Он выступил на сцену, где уже была его талантливая партнерша. Почему-то так сильно клонило в сон, и Люмьер чувствовал себя так, словно начал заболевать. Но он сделал глубокий вдох и взял себя в руки. Его лицо выражало уверенность и готовность. Заиграла музыка.

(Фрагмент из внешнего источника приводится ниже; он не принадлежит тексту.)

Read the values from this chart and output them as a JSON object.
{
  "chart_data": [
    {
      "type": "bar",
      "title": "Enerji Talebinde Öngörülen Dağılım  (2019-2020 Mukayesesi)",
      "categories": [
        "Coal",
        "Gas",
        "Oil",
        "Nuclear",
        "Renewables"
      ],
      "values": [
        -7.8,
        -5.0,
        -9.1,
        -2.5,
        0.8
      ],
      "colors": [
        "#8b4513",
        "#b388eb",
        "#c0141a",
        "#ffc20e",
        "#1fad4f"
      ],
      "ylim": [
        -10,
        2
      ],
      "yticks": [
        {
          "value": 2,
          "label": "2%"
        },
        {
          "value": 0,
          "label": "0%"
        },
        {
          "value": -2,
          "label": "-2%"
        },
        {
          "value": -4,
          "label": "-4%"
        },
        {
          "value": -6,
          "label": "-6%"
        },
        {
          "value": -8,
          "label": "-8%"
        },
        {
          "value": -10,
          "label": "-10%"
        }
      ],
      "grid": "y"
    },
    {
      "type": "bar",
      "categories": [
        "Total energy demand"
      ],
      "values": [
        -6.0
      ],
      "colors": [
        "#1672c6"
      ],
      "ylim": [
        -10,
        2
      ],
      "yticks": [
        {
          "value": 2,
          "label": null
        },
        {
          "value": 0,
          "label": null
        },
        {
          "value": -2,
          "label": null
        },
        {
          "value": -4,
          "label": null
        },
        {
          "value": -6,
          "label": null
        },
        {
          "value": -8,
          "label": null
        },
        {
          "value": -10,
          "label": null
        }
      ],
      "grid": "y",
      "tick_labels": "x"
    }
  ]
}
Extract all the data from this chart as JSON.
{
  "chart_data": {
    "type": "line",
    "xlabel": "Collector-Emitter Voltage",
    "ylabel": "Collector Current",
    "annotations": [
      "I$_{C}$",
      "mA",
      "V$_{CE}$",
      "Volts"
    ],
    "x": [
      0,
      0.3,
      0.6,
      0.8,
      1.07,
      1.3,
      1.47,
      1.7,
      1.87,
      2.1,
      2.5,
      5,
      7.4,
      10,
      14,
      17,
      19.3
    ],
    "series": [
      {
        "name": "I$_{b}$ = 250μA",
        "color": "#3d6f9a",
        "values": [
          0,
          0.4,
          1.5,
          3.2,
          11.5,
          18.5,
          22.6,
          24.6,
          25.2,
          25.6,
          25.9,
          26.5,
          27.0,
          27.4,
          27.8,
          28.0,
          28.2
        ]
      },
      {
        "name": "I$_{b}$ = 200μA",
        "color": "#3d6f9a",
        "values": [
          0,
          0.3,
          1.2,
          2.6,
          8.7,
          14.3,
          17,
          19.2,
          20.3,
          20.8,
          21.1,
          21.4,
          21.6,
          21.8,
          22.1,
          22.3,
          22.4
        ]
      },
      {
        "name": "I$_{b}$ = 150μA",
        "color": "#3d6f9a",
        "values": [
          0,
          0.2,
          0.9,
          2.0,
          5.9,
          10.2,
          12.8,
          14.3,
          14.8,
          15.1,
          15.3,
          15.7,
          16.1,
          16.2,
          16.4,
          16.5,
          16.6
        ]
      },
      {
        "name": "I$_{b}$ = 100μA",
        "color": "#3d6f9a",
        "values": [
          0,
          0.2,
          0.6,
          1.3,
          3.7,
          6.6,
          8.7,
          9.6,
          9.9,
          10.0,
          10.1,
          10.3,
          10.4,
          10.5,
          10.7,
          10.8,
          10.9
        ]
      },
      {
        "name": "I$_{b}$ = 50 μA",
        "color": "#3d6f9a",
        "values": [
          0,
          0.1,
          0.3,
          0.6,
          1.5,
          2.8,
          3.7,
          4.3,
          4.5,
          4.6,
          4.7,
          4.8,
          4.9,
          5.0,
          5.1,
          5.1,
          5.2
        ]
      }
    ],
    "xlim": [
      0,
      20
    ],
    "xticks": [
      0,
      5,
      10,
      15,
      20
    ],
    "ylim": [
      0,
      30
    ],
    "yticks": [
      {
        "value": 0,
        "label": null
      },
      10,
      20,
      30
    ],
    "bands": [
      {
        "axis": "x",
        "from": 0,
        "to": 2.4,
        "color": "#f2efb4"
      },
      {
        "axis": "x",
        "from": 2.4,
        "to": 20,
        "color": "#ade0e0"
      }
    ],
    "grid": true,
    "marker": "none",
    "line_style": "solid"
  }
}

В кабинете директора Венсан повстречал месье Эрсана. Тот, как он смог догадаться, был причастен к организации грядущего праздника с участием президента. Обменявшись приветствиями, директор попросил его немного подождать, пока они закончат разговор. По доносившимся обрывкам фраз Венсан понял, что речь идет о какой-то выставке. И как же велико было его удивление, когда спустя несколько минут он понял, что речь идет о выставке его собственных картин. Когда Эрсан покинул кабинет, директор находился в приподнятом настроении. Он сообщил, что его гость важный деятель культуры и пришел за тем, чтобы понаблюдать за репетицией артистов. Также оказалось, что директор собственноручно просмотрел утренние эскизы и, отобрав то, что счет наиболее подходящим, передал их в цех художникам-живописцам. На этом сегодня дела в театре для Венсана заканчивались, но как бы между делом директор намекнул, что ему было бы полезно понаблюдать за репетицией.

Так и получилось, что спустя полчаса Венсан расположился в уютном красном кресле в партере и наблюдал за ходом репетиции. На сцене присутствовал Виктор, который, казалось, стал выглядеть еще хуже, чем час назад. Однако от внимания художника не укрылось, что несмотря на явную боль, движется он плавно и грациозно. Он вспомнил, как впервые увидел Виктора в «Коппелии». Его танец тогда выглядел совсем иначе несмотря на то, что пластика осталась той же. Сейчас казалось, что с каждым новым движением, он превозмогает себя. Венсан почувствовал беспокойство.